Corine PELLUCHON, philosophe

Le visage de l’autre oppose l’infini de sa résistance à celles et ceux qui cherchent à l’anéantir. Ce concept lévinassien de résistance éthique s’est d’emblée imposé à moi quand j’ai découvert les photographies d’Edith Roux. On y voit des femmes, des hommes et des enfants ouïghours qui, bien qu’ils aient dû s’exiler et soient menacés par les autorités chinoises, se présentent dans leur droiture et leur dignité, sans avoir honte de leur situation, mais non plus sans faire preuve de défi. La résistance qu’ils opposent au pouvoir qui représente une menace pour leur vie et tente de faire disparaître leur culture n’est pas d’ordre physique. Elle ne provient pas d’une organisation politique ni d’un mouvement social visant à renverser un régime oppressif. Il s’agit de la résistance de ce qui n’a pas de résistance : elle émane de chacune de ces personnes photographiées et de ce qui, en elles, échappe à toute prise, à la persécution et même à la perception – ce que Levinas appelle le visage.

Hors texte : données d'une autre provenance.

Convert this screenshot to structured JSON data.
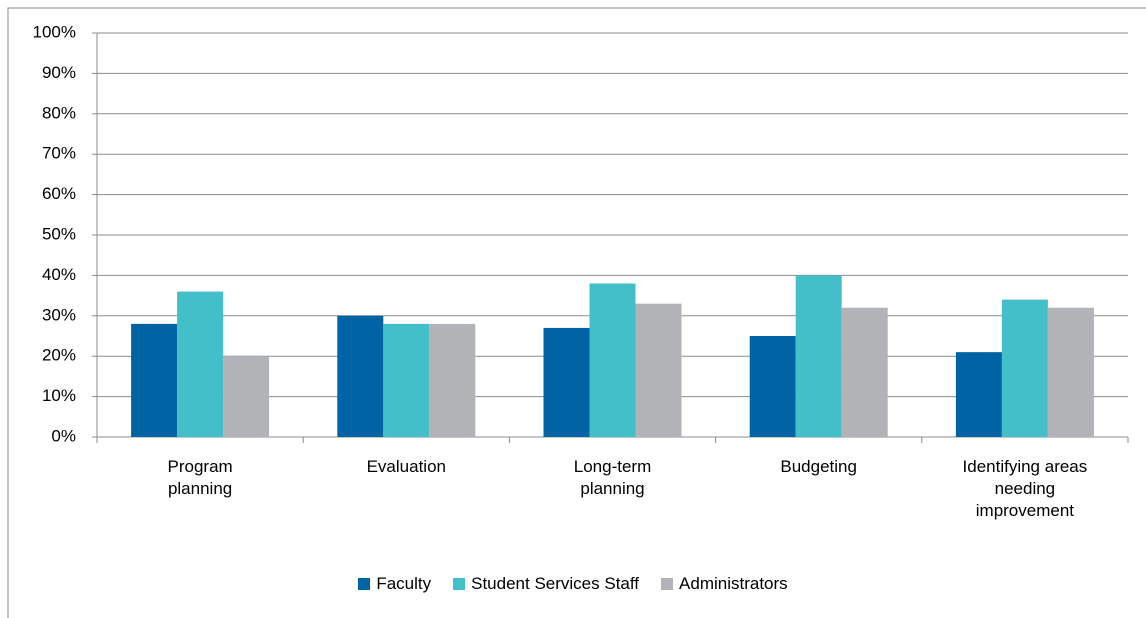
{
  "chart_data": {
    "type": "bar",
    "categories": [
      "Program planning",
      "Evaluation",
      "Long-term planning",
      "Budgeting",
      "Identifying areas needing improvement"
    ],
    "series": [
      {
        "name": "Faculty",
        "color": "#0063a3",
        "values": [
          28,
          30,
          27,
          25,
          21
        ]
      },
      {
        "name": "Student Services Staff",
        "color": "#43bfca",
        "values": [
          36,
          28,
          38,
          40,
          34
        ]
      },
      {
        "name": "Administrators",
        "color": "#b2b3b6",
        "values": [
          20,
          28,
          33,
          32,
          32
        ]
      }
    ],
    "ylim": [
      0,
      100
    ],
    "yticks": [
      {
        "value": 0,
        "label": "0%"
      },
      {
        "value": 10,
        "label": "10%"
      },
      {
        "value": 20,
        "label": "20%"
      },
      {
        "value": 30,
        "label": "30%"
      },
      {
        "value": 40,
        "label": "40%"
      },
      {
        "value": 50,
        "label": "50%"
      },
      {
        "value": 60,
        "label": "60%"
      },
      {
        "value": 70,
        "label": "70%"
      },
      {
        "value": 80,
        "label": "80%"
      },
      {
        "value": 90,
        "label": "90%"
      },
      {
        "value": 100,
        "label": "100%"
      }
    ],
    "grid": true,
    "legend": "bottom"
  }
}
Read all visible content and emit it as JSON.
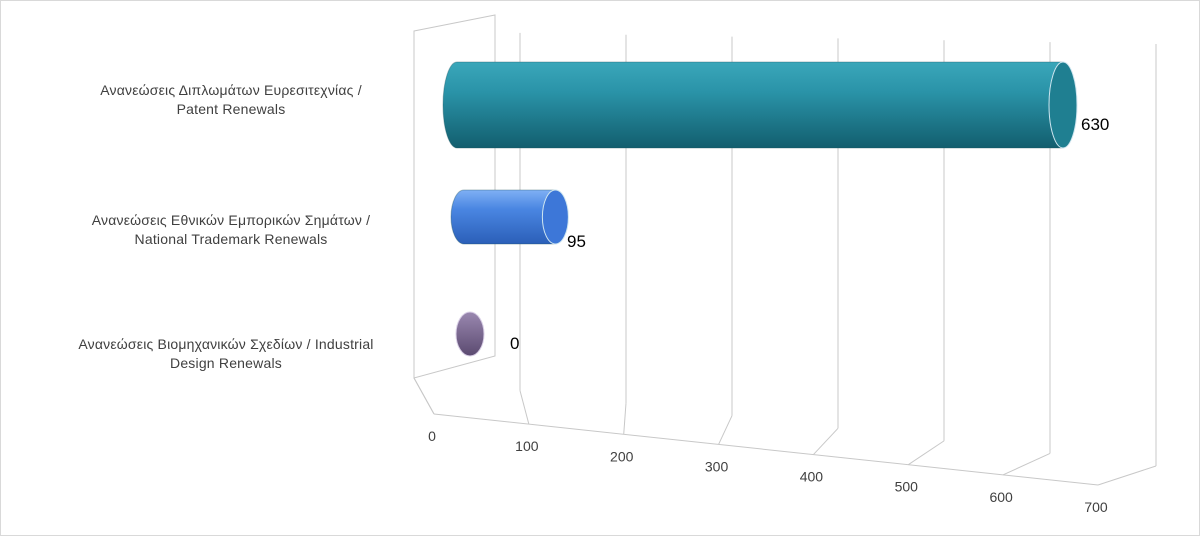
{
  "chart_data": {
    "type": "bar",
    "orientation": "horizontal",
    "style": "3d-cylinder",
    "categories": [
      [
        "Ανανεώσεις Διπλωμάτων Ευρεσιτεχνίας /",
        "Patent Renewals"
      ],
      [
        "Ανανεώσεις Εθνικών Εμπορικών Σημάτων /",
        "National Trademark Renewals"
      ],
      [
        "Ανανεώσεις Βιομηχανικών Σχεδίων  / Industrial",
        "Design Renewals"
      ]
    ],
    "values": [
      630,
      95,
      0
    ],
    "data_labels": [
      "630",
      "95",
      "0"
    ],
    "colors": [
      "#1f7f91",
      "#3d77d8",
      "#6f5c85"
    ],
    "xlim": [
      0,
      700
    ],
    "x_ticks": [
      "0",
      "100",
      "200",
      "300",
      "400",
      "500",
      "600",
      "700"
    ],
    "grid": true,
    "legend": "none"
  }
}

Aucun autre, aucune instance ne saurait percer le mystère de chacune de ces vies. Autrui, parce que je ne peux en faire le tour et qu’il est au-delà de ma capacité, met en échec mon pouvoir de le constituer, ma capacité à le connaître totalement, mais également mon pouvoir de pouvoir, c’est-à-dire la tentation que je pourrais avoir de nier son altérité et de le réduire à néant en le faisant taire ou en le tuant. Aussi Levinas écrit-il que le meurtre, qui s’adresse au visage, est une impossibilité : nous pouvons mettre fin à la vie d’autrui, mais non faire en sorte qu’il n’ait jamais existé, ni détruire sa transcendance, le fait qu’il nous échappe et ne saurait être rivé à son corps, ni identifié à une fonction. Si on lui ôte tout moyen de subsistance, qu’on le chasse de chez-lui et le prive de ses droits, il oppose l’infini de sa transcendance. Même quand on l’instrumentalise et qu’on le réifie, il continue de signifier. C’est cela, la résistance éthique.

En détourant les visages de certaines personnes et en laissant apparaître une surface dans laquelle le public peut partiellement se refléter, Edith Roux ne suggère pas seulement que notre identité se construit dans notre relation à l’autre et qu’elle se définit par la manière dont nous répondons à son appel. Certes, on comprend que le rapport à l’autre n’est pas d’abord ni essentiellement un rapport entre libertés : autrui, par son exposition à la faim et à la soif, son besoin d’un toit et sa mortalité, rompt la trame de ma vie quotidienne, assignant des limites à mon droit sur toutes choses et m’enjoignant de lui faire de la place, de l’accueillir et de prendre soin de lui. En outre, si la responsabilité pour l’autre dessine les creux de mon visage, si elle révèle la personne que je suis – moi et non un moi quelconque -, c’est parce que je suis vulnérable et mortel, capable, à condition que je n’aie pas peur de ma propre fragilité et surmonte le déni de ma mortalité, de m’ouvrir aux autres et de recevoir leur appel.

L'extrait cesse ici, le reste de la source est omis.